Les Éléments sont un traité mathématique et géométrique, constitué de 13 livres organisés thématiquement, probablement écrit par Euclide vers 300 avant J.-C. Il comprend une collection de définitions, axiomes, théorèmes et démonstrations sur la géométrie et les nombres.

C'est le plus ancien exemple connu d'un traitement axiomatique et systématique de la géométrie et son influence sur le développement de la science occidentale est fondamentale. Il s'agit du livre de mathématiques le plus lu au cours de l'histoire : les Éléments furent l'un des premiers livres imprimés et ont connu depuis plus de 1000 éditions. Pendant des siècles, vos prédecesseurs ont appris les mathématiques non pas dans des polycopiés, mais dans les Éléments. Le livre I contient 5 postulats de géométrie plane.

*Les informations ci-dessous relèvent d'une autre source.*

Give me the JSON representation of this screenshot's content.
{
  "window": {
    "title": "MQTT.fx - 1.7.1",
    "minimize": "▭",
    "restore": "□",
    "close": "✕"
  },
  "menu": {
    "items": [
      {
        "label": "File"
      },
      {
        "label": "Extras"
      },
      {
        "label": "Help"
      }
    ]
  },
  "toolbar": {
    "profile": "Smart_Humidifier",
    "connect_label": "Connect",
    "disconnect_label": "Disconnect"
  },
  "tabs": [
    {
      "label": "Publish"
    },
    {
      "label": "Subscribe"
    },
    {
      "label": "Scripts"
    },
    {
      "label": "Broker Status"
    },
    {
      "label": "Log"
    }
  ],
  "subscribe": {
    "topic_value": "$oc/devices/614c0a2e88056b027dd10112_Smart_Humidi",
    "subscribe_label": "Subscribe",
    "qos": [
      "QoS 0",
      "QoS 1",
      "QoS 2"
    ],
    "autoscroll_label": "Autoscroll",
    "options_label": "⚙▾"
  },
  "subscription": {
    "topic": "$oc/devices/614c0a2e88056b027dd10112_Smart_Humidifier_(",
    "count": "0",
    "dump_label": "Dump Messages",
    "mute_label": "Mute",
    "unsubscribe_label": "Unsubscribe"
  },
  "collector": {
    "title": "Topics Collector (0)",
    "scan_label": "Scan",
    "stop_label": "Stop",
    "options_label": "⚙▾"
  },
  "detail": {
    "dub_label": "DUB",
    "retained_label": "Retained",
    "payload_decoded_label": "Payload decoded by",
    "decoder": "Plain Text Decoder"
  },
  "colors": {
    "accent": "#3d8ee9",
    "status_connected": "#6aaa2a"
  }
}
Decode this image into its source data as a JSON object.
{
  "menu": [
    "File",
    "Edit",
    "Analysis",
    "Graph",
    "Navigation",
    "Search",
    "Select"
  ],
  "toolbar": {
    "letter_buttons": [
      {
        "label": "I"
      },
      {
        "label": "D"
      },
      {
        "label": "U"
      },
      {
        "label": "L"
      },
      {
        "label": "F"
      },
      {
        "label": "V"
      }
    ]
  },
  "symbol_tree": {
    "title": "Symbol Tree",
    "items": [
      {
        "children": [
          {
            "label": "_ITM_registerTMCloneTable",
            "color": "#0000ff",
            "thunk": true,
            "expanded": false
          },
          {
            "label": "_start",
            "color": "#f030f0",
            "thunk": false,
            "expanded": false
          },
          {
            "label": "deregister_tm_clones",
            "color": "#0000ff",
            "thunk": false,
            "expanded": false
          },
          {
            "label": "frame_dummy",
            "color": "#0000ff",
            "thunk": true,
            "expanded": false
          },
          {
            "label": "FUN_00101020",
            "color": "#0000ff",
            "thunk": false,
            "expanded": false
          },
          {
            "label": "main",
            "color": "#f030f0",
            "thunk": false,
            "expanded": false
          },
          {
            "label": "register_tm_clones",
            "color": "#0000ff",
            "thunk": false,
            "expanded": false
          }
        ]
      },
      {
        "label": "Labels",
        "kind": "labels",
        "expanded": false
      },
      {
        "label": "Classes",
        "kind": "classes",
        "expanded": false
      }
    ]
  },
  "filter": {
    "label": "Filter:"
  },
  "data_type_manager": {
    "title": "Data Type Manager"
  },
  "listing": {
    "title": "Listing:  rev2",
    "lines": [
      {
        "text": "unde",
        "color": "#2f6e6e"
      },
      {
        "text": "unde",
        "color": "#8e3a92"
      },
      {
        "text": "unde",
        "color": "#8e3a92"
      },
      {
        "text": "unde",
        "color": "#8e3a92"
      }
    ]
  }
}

  1. Un segment de droite peut être tracé en joignant deux points quelconques.
  2. Un segment de droite peut être prolongé indéfiniment en une ligne droite.
  3. Etant donné un segment de droite quelconque, un cercle peut être tracé en prenant ce segment comme rayon et l'une de ses extrémités comme centre.
  4. Tous les angles droits sont congruents
  5. Si deux droites sont sécantes avec une troisième de telle façon que la somme des angles intérieurs d'un côte soit inférieure à deux angles droits, alors ces deux droites sont forcément sécantes de ce côté.
La contraposée du cinquième postulat est que si deux droites ne se coupent pas, alors la somme des angles intérieurs à toute sécante est égale à $ \pi$. En conséquence, par un point donné, il ne peut passer qu'une parallèle à une droite donnée.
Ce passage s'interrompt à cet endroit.